# Stress-energy tensor diagonalization

1. May 12, 2010

### djy

This question probably applies to symmetric rank-2 tensors in general, but I've been thinking about it specifically in the context of the stress-energy tensor.

For any stress-energy tensor and any metric (with signature -, +, +, +), is it possible to find a coordinate transformation that a) diagonalizes the stress-energy tensor and b) transforms the metric to diag(-1, 1, 1, 1)?

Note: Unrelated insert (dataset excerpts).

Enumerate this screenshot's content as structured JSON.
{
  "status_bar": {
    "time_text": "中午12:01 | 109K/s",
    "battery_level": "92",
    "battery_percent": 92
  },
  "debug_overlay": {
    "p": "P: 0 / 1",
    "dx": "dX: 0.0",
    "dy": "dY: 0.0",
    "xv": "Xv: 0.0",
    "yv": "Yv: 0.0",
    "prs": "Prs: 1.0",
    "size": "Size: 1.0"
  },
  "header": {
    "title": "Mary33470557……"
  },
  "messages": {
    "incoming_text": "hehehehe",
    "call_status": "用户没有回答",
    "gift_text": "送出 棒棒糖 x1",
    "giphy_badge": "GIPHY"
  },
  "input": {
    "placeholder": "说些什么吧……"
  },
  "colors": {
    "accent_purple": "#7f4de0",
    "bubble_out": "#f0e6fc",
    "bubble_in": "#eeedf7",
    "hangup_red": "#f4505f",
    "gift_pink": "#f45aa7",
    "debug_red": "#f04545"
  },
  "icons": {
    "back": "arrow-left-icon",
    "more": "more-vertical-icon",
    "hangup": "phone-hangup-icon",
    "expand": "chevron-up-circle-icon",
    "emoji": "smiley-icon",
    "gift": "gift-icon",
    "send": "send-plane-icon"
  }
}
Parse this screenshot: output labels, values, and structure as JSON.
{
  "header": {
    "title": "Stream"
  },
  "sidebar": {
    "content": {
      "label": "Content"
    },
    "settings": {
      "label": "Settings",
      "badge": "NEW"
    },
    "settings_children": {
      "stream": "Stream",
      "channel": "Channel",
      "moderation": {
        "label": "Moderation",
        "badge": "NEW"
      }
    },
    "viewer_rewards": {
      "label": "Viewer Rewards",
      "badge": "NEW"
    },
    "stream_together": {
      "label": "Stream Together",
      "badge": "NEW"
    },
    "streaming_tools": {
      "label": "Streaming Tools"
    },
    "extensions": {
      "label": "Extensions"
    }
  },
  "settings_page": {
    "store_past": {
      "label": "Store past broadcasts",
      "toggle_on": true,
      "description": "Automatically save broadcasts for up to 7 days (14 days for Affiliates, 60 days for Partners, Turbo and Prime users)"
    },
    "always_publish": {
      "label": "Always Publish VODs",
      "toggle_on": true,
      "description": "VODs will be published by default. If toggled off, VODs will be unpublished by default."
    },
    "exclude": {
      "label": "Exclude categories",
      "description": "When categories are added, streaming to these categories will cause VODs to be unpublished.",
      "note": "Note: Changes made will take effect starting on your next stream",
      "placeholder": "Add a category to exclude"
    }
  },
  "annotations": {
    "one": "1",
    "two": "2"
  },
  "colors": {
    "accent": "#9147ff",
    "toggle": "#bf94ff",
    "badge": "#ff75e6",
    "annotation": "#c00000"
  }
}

In other words, it seems intuitive to me that, for any stress-energy tensor of a fluid element, one should be able to find an MCRF of the fluid element such that all off-diagonal components of the tensor are zero.

2. May 12, 2010

### cesiumfrog

Regards b: You can always find a field of basis vectors so that the metric (in that basis) takes that form everywhere, but that vector basis won't always correspond to a coordinate field basis. Alternatively, around any point, you can always choose coords so the metric is like Minkowski space when evaluated at exactly that point, but such a metric will not be constant (that choice of coords will give different values of the metric components when evaluated at different points in the neighbourhood) unless the region is free of intrinsic curvature.

3. May 12, 2010

### djy

Thanks -- but I should have specified that my question only concerns one point in spacetime. I agree that one can't find a coordinate basis in curved spacetime where the metric is Minkowskian everywhere.

4. May 12, 2010

### haushofer

About the stress energy tensor I would have to think, but for the metric this is the very definition of the vielbein:

$$g_{\mu\nu}e_{a}^{\mu}e_{b}^{\nu} = \eta_{ab}$$

which is based on the definition of a manifold which says a manifold is locally flat (and in GR thus locally Minkowski).

5. May 12, 2010

### Ich

The stress-energy tensor is diagonal in this basis only for perfect fluids.

6. May 12, 2010

### djy

I think you mean that, for perfect fluids, the tensor is diagonal and $$T^{11} = T^{22} = T^{33}$$.